During the month we lived in California, we stayed in a basement apartment in the affluent part of San Rafael. The home stood behind a locked gate. Our apartment behind a locked door. The washer and dryer locked behind a second basement door, not available for our usage. A family lived in the house and a woman rented the carriage house over the three car garage. Periodically we ran into someone while coming or going. We’d wave and occasionally stopped to chat for 30 seconds, rarely longer.
I know this life well. In Colorado, Pat and I lived in our own gated community with people I saw daily, exchanged greetings with, but never anything more. In 13 years, I never visited another home in my neighborhood, and my neighbors never visited mine. It was that standoffishness created when careers and children dominate each day. Time, I’m sure, was my convenient excuse.
During our month in California, I washed and dried our clothing, sheets, and towels at the local Laundromat. Unlike life in Bratislava, where our miniscule washer and non-existent drier required near constant attention, an hour later, I left with everything clean, dry, and folded. I liked this attention to task and never minded the Laundromat.
I met the other side of San Rafael–the elderly, black, and Hispanic—the working poor. The last time I mingled with the Laundromat crowd, I was in my early 20s and in college. Even starting out in a shoddy flat just outside the city limits of Detroit, Pat and I owned a washer and dryer.

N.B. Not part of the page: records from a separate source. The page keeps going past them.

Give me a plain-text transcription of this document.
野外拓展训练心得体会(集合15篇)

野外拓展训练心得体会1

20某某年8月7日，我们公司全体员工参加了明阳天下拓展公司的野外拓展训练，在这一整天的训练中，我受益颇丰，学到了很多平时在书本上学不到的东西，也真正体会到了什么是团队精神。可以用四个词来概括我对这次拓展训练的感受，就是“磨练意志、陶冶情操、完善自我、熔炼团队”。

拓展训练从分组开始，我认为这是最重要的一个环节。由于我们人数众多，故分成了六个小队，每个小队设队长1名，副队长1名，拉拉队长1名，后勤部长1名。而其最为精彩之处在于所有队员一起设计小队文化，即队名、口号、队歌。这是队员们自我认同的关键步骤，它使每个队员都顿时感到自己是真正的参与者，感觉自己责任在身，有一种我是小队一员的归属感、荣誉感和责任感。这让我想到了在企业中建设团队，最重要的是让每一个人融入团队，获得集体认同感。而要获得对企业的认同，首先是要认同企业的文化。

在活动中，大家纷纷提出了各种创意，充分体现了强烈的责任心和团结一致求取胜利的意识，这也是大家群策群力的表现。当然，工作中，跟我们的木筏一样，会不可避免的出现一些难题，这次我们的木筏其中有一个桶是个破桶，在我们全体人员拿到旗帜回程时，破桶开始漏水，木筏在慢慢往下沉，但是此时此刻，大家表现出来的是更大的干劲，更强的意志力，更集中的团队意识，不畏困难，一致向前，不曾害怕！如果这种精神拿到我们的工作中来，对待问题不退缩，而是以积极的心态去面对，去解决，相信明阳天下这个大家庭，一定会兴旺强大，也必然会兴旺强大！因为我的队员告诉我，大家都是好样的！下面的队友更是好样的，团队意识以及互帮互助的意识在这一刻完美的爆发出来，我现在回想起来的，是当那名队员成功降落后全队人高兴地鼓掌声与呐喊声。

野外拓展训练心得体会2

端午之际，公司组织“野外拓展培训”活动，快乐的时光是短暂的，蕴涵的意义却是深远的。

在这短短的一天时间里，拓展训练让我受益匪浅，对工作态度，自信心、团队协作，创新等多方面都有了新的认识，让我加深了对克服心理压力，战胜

Here at the San Rafael Laundry Bag, I sat on one of the plastic chairs connected into a string of four and watched the 30-year-old Hispanic men dutifully wash and dry mountains of clothing while playing with their young children. This countered the assertion of a Mexican woman in an ESL class I taught in Denver that Hispanic men are macho and not engaged in home chores or child care. All I can say is, I never saw a Hispanic woman at the Laundry Bag.
I watched the elderly—retired poor, I imagined, wash meager bundles of dirty clothes. And I watched black women who generally came alone.
The last time I went to the Laundry Bag, a group of three people: a middle aged man from Peru (who I overheard say he had been living in San Rafael for twenty years and still worked at the Whole Foods), a black woman of my own age, and an elderly white man came together in a circle, hugged and kissed each other, and then each said, “I love you” before leaving with their plastic baskets filled with folded clothes. “See you next week. I hope you have a good one.”
And it struck me. I never find a story in the United States because here, I hang with my crowd. We are alike in our economics. Our homes are vaguely the same. We frequent the same restaurants. When I venture into the unknown of my familiar surroundings, I find a story. Like in the Laundromat.